Новая жена была единственной дочерью у своих родителей, которые были людьми среднего достатка и обеспечили дочку в свое еще время отдельным жильем, чтобы облегчить ей выход замуж и устройство личной жизни. Все семейные деньги держала мать, которая, хотя и рада была, что дочь наконец вышла за муж, но относилась к нему настороженно и в денежных вопросах не очень ему доверяла. С отцом у него сложились напротив — доверительные отношения на почве того, что он тоже побаивался свою жену и потому недолюбливал ее. Чтоб досадить ей он все время подначивал зятя: «Ты знаешь, сколько у нее денег? Она недавно все окна поменяла на новые — пластиковые. Полмиллиона отдала, не меньше, не моргнув глазом. Проси у нее на машину, скажи — для дочери. Для дочери она должна дать.» Он так и сделал и скоро пригнал из салона новенький внедорожник. Он уже представлял себе, как будет на глазах у друзей и знакомых выходить из внедорожника с молодой красивой женой, но теща вдруг сказала, чтобы он поставил новую машину возле ее дома. На вопрос зачем, она ответила: «Там ей будет лучше». И пришлось ему снова гонять на своей видавшей виды иномарке. Он жаловался друзьям и знакомым: «Что же она не хочет для своей то дочери?» Друзья и знакомые пытались объяснить ему, что для дочери-то она хочет, но не хочет, чтобы для него. Он этого не понимал и продолжал жаловаться.

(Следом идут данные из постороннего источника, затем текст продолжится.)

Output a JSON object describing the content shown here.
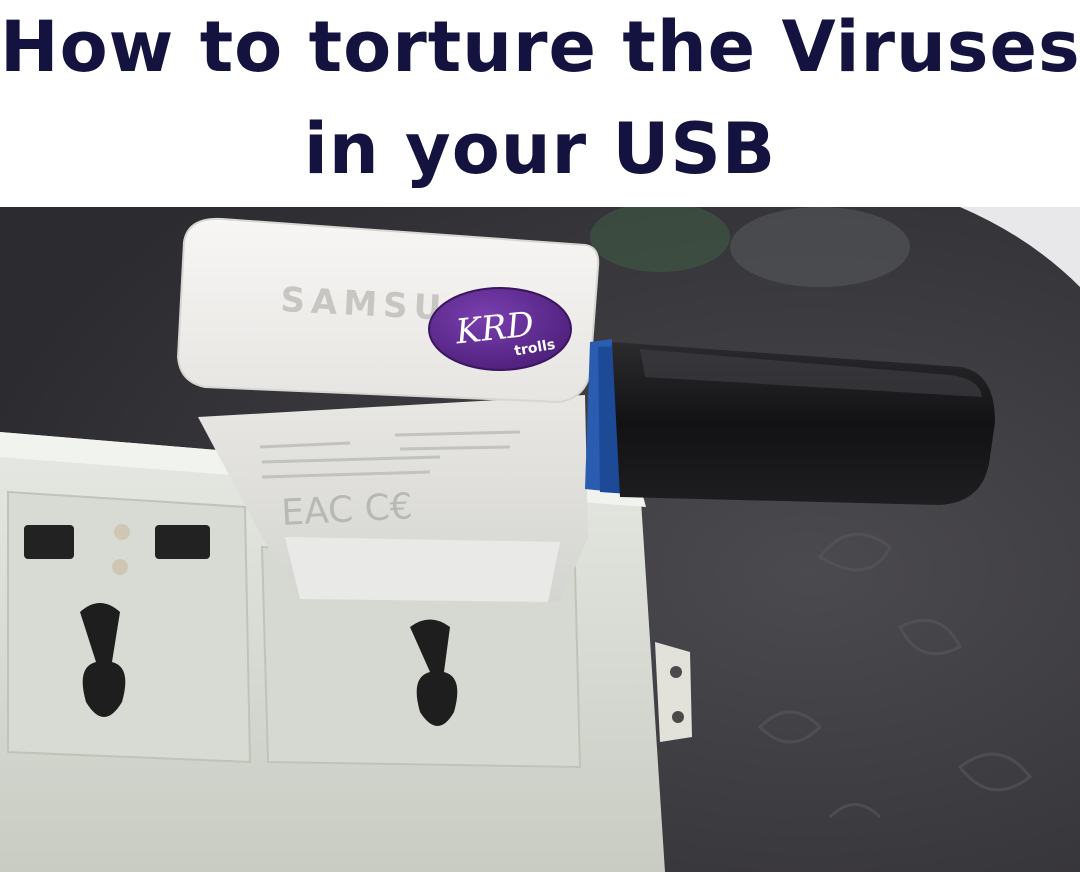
{
  "caption": {
    "line1": "How to torture the Viruses",
    "line2": "in your USB"
  },
  "photo": {
    "charger_brand": "SAMSU",
    "charger_marks": "EAC C€",
    "watermark": {
      "main": "KRD",
      "sub": "trolls"
    }
  },
  "colors": {
    "caption_text": "#14123f",
    "watermark_fill": "#5b2a8c",
    "usb_blue": "#2a5db0"
  }
}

Потом жена предложила купить в ипотеку загородный дом — родители давали деньги на первоначальный взнос с условием, что дом будет зарегистрирован на ее имя. В целях экономии дом купили недостроенный — только стены и крыша. Он ей сказал: «Раз дом и ипотека на тебя — ты и устраивайся на вторую работу, а я вместо работы буду дом достраивать.» На том и порешили. Он с головой ушел в строительство, она — в работу. На тяжелые работы он пытался привлекать зятьев — мужей двух своих дочерей из первой семьи. Старший зять как мог увиливал, но младший был совестливее и приезжал по выходным помогать. Но потом и он стал появляться на участке с перерывами, поскольку и у него были свои дела.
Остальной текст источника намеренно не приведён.